The original ad agency — PanGulf — and which later turned into BPG was set up by the late Majid Ahmad Al Ghurair. Its current chairman is Abdullah Majid Al Ghurair and Bhojani has been CEO since 1991.
The current makeover at BPG is not confined to the ties with WPP and the many entities within its fold. BPG has reduced the number of its internal divisions to two from four earlier.
Its core advertising (BPG Bates), PR (BPG Cohn&Wolfe) and digital asset creation (Possible) operations are now merged under the ‘BPG Orange’ banner, while the media arm has been rebranded as ‘BPG Max’ from BPG Maxus.

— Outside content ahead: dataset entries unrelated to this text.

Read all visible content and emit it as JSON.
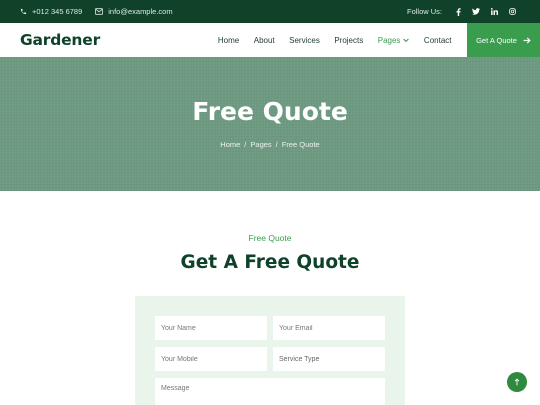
{
  "topbar": {
    "phone": "+012 345 6789",
    "email": "info@example.com",
    "follow_label": "Follow Us:",
    "social_icons": [
      "facebook-icon",
      "twitter-icon",
      "linkedin-icon",
      "instagram-icon"
    ]
  },
  "navbar": {
    "brand": "Gardener",
    "items": [
      {
        "label": "Home"
      },
      {
        "label": "About"
      },
      {
        "label": "Services"
      },
      {
        "label": "Projects"
      },
      {
        "label": "Pages",
        "active": true,
        "dropdown": true
      },
      {
        "label": "Contact"
      }
    ],
    "cta_label": "Get A Quote"
  },
  "hero": {
    "title": "Free Quote",
    "breadcrumb": [
      "Home",
      "Pages",
      "Free Quote"
    ],
    "separator": "/"
  },
  "section": {
    "eyebrow": "Free Quote",
    "title": "Get A Free Quote"
  },
  "form": {
    "name_placeholder": "Your Name",
    "email_placeholder": "Your Email",
    "mobile_placeholder": "Your Mobile",
    "service_placeholder": "Service Type",
    "message_placeholder": "Message"
  },
  "colors": {
    "dark_green": "#0f4229",
    "accent_green": "#3a9d4e",
    "hero_overlay": "#6e9a82",
    "form_bg": "#e9f4ea"
  }
}
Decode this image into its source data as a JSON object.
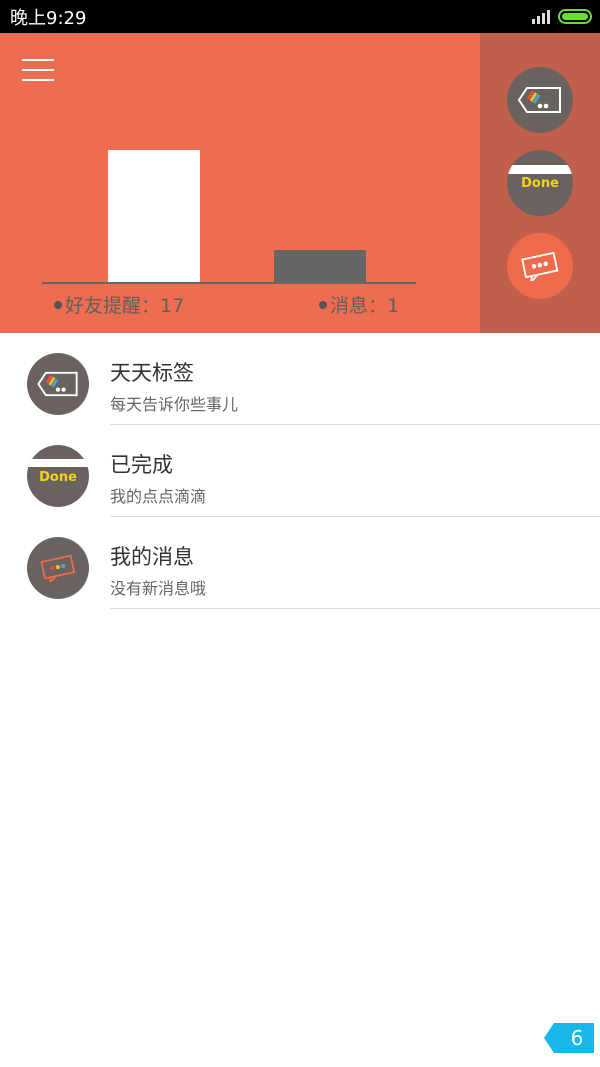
{
  "status_bar": {
    "time": "晚上9:29"
  },
  "chart_data": {
    "type": "bar",
    "categories": [
      "好友提醒",
      "消息"
    ],
    "values": [
      17,
      1
    ],
    "colors": [
      "#ffffff",
      "#666666"
    ],
    "labels": [
      "好友提醒：17",
      "消息：1"
    ]
  },
  "side_icons": [
    {
      "icon": "tag-icon"
    },
    {
      "icon": "done-icon",
      "text": "Done"
    },
    {
      "icon": "message-icon"
    }
  ],
  "list": [
    {
      "title": "天天标签",
      "subtitle": "每天告诉你些事儿",
      "icon": "tag-icon"
    },
    {
      "title": "已完成",
      "subtitle": "我的点点滴滴",
      "icon": "done-icon",
      "done_text": "Done"
    },
    {
      "title": "我的消息",
      "subtitle": "没有新消息哦",
      "icon": "message-icon"
    }
  ],
  "badge": {
    "label": "6",
    "color": "#17b7ea"
  },
  "colors": {
    "header": "#ee6c4f",
    "side_panel": "#c0604c",
    "circle": "#6a625f"
  }
}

The Kuwait operation continues to run independently.
The need to change has also been forced by what’s happening within the wider ad industry. The rise and rise of Facebook and Google as advertising platforms — and where they get to set the rules — has forced traditional ad agencies to rethink their outlook. And this means more than just investing in digital assets.
“The fate of traditional agencies will be pretty similar to that of media entities if they don’t reinvent,” said Bhojani. “Anyone who goes in for reinventing will still find the terrain good — and those hanging on to old beliefs are getting plastered.
“We started the process [of change] last June; we got the entire leadership team together. It was realised that the divisional structure was not going to work any more. So the new structure — BPG Max and BPG Orange — are based on the two distinct business lines we had.
“While we are making more money out of the media-buying business, we have seen the writing on the wall. That it was going to crash very quickly if we continued to do what we were doing.
“The need is to transition and monetise out of technology value add. The new structure is about doing that.”
The transition to date has addressed BPG’s internal structure going forward. But there still remains questions over the 40 per cent held by WPP in BPG. (It was in 1998 that PanGulf sold the stake to Cordiant Communications Group).
It could take time before a decision is taken on the minority stake. WPP itself is going through a momentous phase with the departure of Sir Martin Sorrell as the CEO. It has also started the process of selling non-core interests, such as the stake held in AppNexus, the digital ad trading exchange, and in Globant.
Industry sources say it could be a natural progression for WPP to have a think about what it wants to do with the 40 per cent in BPG, and if BPG would want to buy back WPP’s stake.
Bhojani, for one, is not thinking that far ahead.
“My feeling on this is that nothing will move until a new CEO is there at WPP,” he said, while declining to speculate on whether he would consider buying back that stake. (As per the original deal, WPP cannot sell the stake to a third-party without the majority shareholders’ approval.)
But won’t there be revenue and client losses by putting in that distance from WPP? According to Bhojani, “I don’t think we got any significant account from WPP as such,” he said.
“On the contrary, some global accounts, in fact, have decided to continue with Max.
“There is a chance that in BPG Max, we could lose a bit of revenue… but we are well prepared for that.
“As for the public relations operations, Cohn & Wolfe and [WPP-owned] Burson-Marsteller were merged globally. We will stop using the Cohn & Wolfe name. Nothing else really changes.”
So, what will change on the ground as far as BPG is concerned?
“What’s gone are the WPP suffixes that BPG used to carry,” said Bhojani. “At a deeper level, we are taking destiny back in our hands.”